Ständiger Durst, häufiges Wasserlassen, Gewichtsabnahme und andauernde Müdigkeit sind vier wichtige Warnzeichen für eine Diabeteserkrankung. Bleibt der Diabetes unentdeckt und deshalb unbehandelt, kann es aufgrund von Insulinmangel zu einer schweren, potentiell lebensbedrohlichen Stoffwechselentgleisung kommen – einer diabetischen Ketoazidose (DKA).
Wie eine Studie, deren Ergebnisse im Journal of the American Medical Association (JAMA) veröffentlicht wurden, zeigt, ist die Zahl der DKA bei Kindern während des ersten pandemiebedingten Lockdowns im Frühjahr 2020 stark angestiegen: Vom 13. März bis 13. Mai 2020 hat sich die DKA-Rate mit 238 Fällen gegenüber den Vergleichszeiträumen der Vorjahre nahezu verdoppelt; insbesondere die Fallzahl der Vorschulkinder mit einer schweren Stoffwechselentgleisung ist angestiegen. Die Anzahl der Neuerkrankungen von Kindern mit Typ-1-Diabetes hat sich jedoch insgesamt nicht verändert.
Eltern scheuen während des Lockdowns den Besuch beim Kinderarzt
Die Gründe für die steigenden DKA-Zahlen während der Pandemie sind vielfältig. „Ein Faktor ist vermutlich die Angst vor einer Ansteckung mit COVID-19“, erklärt Privatdozent Dr. Thomas Kapellen. „Viele Eltern scheuen deshalb womöglich den Besuch einer Kinderarztpraxis“, fügt der Vorsitzende der Arbeitsgemeinschaft für Pädiatrische Diabetologie (AGPD) der Deutschen Diabetes Gesellschaft (DDG) hinzu. Weitere Hintergründe müsse man aber noch näher erforschen.
Um das Risiko für eine Ketoazidose im Kindesalter zu senken, startet die AGPD in der kommenden Woche noch während des zweiten Lockdowns zusammen mit dem Berufsverband der Kinder- und Jugendärzte (BVKJ) eine Aufklärungskampagne zur Früherkennung eines Typ-1-Diabetes. So sollen Kinderärzte den Eltern künftig bei jeder U6- und U7a-Vorsorgeuntersuchung, die Ende des ersten sowie dritten Lebensjahres stattfinden, kurz die vier Warnzeichen des Typ-1-Diabetes erklären. „Dazu gehören ständiger Durst, häufiges Wasserlassen, Gewichtsabnahme und stetige Müdigkeit“, erläutert Dr.

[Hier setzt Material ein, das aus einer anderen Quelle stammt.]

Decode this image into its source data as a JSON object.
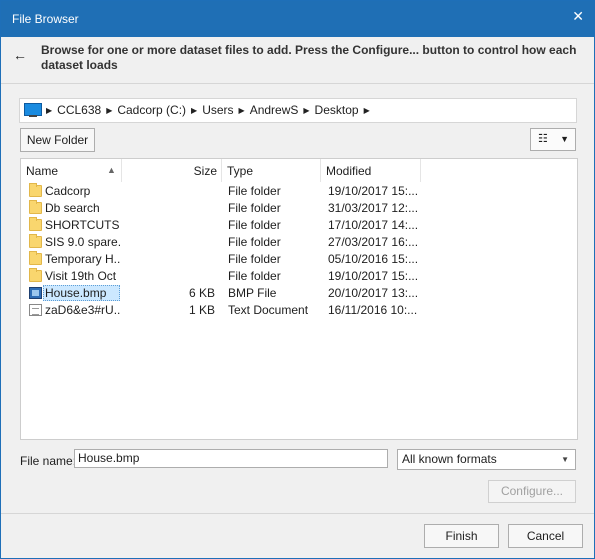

Martin Holder von der AGPD.
Auch sollen die Ärzte den Eltern einen Flyer mit wichtigen Informationen über eine Diabeteserkrankung mitgeben. „Ziel der Kampagne ist es, die Eltern verstärkt für die Warnzeichen einer Diabeteserkrankung und die Symptome einer Ketoazidose zu sensibilisieren“, ergänzt Holder, der in der Abteilung Pädiatrische Endokrinologie und Diabetologie am Klinikum Stuttgart, Olgahospital, tätig ist. „Aus der Erfahrung vergangener Präventionskampagnen wissen wir, dass eine solche Aufklärung die Häufigkeit einer diabetischen Ketoazidose stark reduziert”, betont Dr. Holder.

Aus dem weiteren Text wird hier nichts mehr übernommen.